In this case, we can vote no on this measure and all others, until the citizens and taxpayers, get some acceptable answers. Besides, our property taxes already have an automatic yearly inflation guard of a 3 percent increase, as approved by the Oregon voters. So our taxes go up every year, without levies.
Any good business or practice will have done the homework about this indebtedness but there is no objective evidence that the YRFPD, has done this. It is time to pull the plug.
— John Bonnar/Yachats
Joe Schwab says
You’re absolutely correct in your terminology “pull the plug” by voting no this time on your Yachats Fire District.
Voting no, as you suggest, will reduce our two person 24-hour staff to one firefighter per day.
One firefighter/paramedic cannot run an ambulance, and Yachats Fire will soon be forced to give up our locally controlled advance life support ambulance.
Your suggested solution of “just use the other company” shows your complete disconnect with how ambulances work in Lincoln County. Ambulances locally use a staffing pattern called “system status” where they are redistributed equally around the whole county. A call goes out and ambulances shift to the center of the county leaving outlying areas without one.
What value is a one-man fire engine in a two-man game?
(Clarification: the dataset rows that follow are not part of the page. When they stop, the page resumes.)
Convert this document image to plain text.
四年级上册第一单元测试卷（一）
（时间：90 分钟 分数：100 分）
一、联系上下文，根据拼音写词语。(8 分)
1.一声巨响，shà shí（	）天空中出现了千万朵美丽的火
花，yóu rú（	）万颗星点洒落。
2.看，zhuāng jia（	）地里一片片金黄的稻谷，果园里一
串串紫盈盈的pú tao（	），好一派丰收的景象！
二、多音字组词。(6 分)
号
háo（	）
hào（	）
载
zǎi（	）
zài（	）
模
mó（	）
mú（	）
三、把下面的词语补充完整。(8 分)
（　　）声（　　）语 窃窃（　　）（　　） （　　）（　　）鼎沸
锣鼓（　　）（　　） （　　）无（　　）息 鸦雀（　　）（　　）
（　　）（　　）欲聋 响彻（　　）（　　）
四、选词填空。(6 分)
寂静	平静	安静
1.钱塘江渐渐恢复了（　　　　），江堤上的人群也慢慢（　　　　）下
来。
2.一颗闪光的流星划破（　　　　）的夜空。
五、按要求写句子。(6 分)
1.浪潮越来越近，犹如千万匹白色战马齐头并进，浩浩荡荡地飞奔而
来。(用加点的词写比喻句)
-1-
OSHA requires firefighting be a team sport. One man staffing means no entry into structures, period.
It is unwise to underfund your department while you look for answers that were at meetings you didn’t attend.
Pulling the plug on your own public safety team, in a remote area, is foolish, and will eventually and inescapably have dire consequences.
Yvonne says
I just got my property tax statement and am already paying for three different tax levies for YRFPD. They can’t manage their finances because they overspent on that behemoth of a fire station. They could have built something more scaled down and had money to build a substation up the Yachats River for what was spent. The ambulance needs to be farmed out to a different contractor that isn’t connected to the fire chief in any way. The continued mismanagement gets a no vote from me.